I have a friend diagnosed with a disease that almost everyone we know said she was far too young to have. She was in the early years of her career, busy with work, enjoying life and marriage. But her friends started to notice “something just wasn’t right.”

Her husband couldn’t see it at first, or at least didn’t want to think about it, but after lots of urging to go to the doctor, my friend went. The diagnosis was not good.

Now life became a blur of doctors, labs and technicians, medications and genuine physical struggle. And, of course, insurance paperwork. In the middle of that were the dynamics of a couple in love trying to make the marriage work.

How would they keep their relationship alive and cope with this unwanted guest that now lived in their midst? I will tell you it has not been without struggle. But they have made it work. It is still “a work in progress,” but they are stronger and more in love now than they were five years ago.

One of the keys for them has been their faith. They look to Christ for the strength and encouragement to press on. They also have a deep commitment to “seeing this through together.” Because they are married, they no longer think as individuals; they think as one. If life continues for both of them, they will do whatever it takes to finish well together.

They have stopped thinking about the disease as something that will take her life early, or a mistake, or even as “God somehow being unfair.” They have committed to seeing this as an opportunity to trust God and one another in new and deeper ways. They have actually found they have more deeply cherished hours together because they have realized life is like a vapor.

I actually believe the Tim McGraw song, “Live Like You Were Dying,” has something wonderfully important for us to learn. You’ve probably heard that song. It tells the story of a man who gets the news his father has a life-threatening illness. The wisdom of the dad to his son is live life to the fullest and do things he had always wanted to do: skydiving, mountain climbing, fishing, bull riding.

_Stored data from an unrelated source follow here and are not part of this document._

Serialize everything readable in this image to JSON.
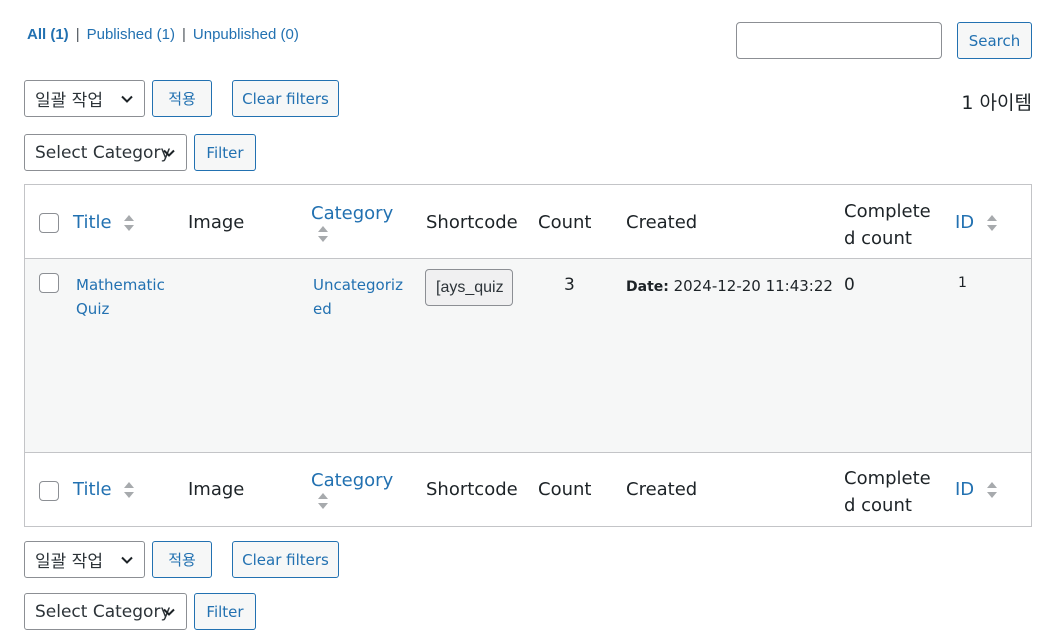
{
  "filters": {
    "all_label": "All",
    "all_count": "(1)",
    "published_label": "Published",
    "published_count": "(1)",
    "unpublished_label": "Unpublished",
    "unpublished_count": "(0)",
    "separator": "|"
  },
  "search": {
    "value": "",
    "button_label": "Search"
  },
  "top_actions": {
    "bulk_select": "일괄 작업",
    "apply_label": "적용",
    "clear_filters_label": "Clear filters",
    "category_select": "Select Category",
    "filter_label": "Filter",
    "items_count": "1 아이템"
  },
  "table": {
    "columns": {
      "title": "Title",
      "image": "Image",
      "category": "Category",
      "shortcode": "Shortcode",
      "count": "Count",
      "created": "Created",
      "completed_line1": "Complete",
      "completed_line2": "d count",
      "id": "ID"
    },
    "rows": [
      {
        "title_line1": "Mathematic",
        "title_line2": "Quiz",
        "category_line1": "Uncategoriz",
        "category_line2": "ed",
        "shortcode": "[ays_quiz",
        "count": "3",
        "created_label": "Date:",
        "created_value": "2024-12-20 11:43:22",
        "completed_count": "0",
        "id": "1"
      }
    ]
  },
  "bottom_actions": {
    "bulk_select": "일괄 작업",
    "apply_label": "적용",
    "clear_filters_label": "Clear filters",
    "category_select": "Select Category",
    "filter_label": "Filter"
  },
  "colors": {
    "link": "#2271b1",
    "border": "#c3c4c7",
    "row_bg": "#f6f7f7"
  },
  "icons": {
    "sort": "sort-updown-icon",
    "chevron": "chevron-down-icon"
  }
}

The dad also says he became a better husband and friend.

In the middle of the song, McGraw then switches perspective to himself, talking about how going fishing with his dad stopped being an imposition and how he finally, after reading the Bible, took a long hard look back over his life and took his father’s advice.

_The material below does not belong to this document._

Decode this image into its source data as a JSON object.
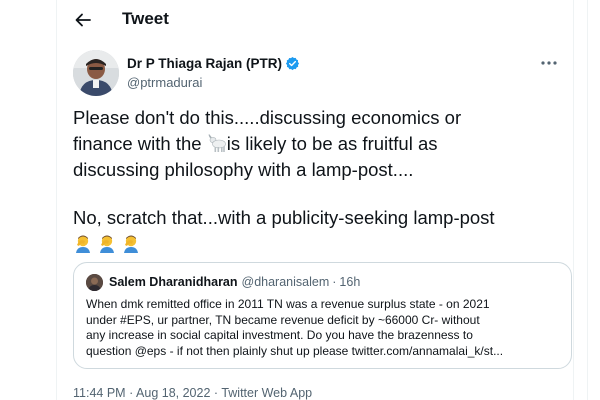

At times it’s the hard things in life that help us see what really matters. Sometimes in life, we, as husbands, must lay ourselves aside, support our wives and invest deeply in our relationships.

I would, however, change a few lines in McGraw’s song. I think reading the Bible is a good place to begin. We need to keep reading the Bible repeatedly and get God’s perspective on our lives. Secondly, I really don’t believe I would want to admit to jumping out of a perfectly good airplane!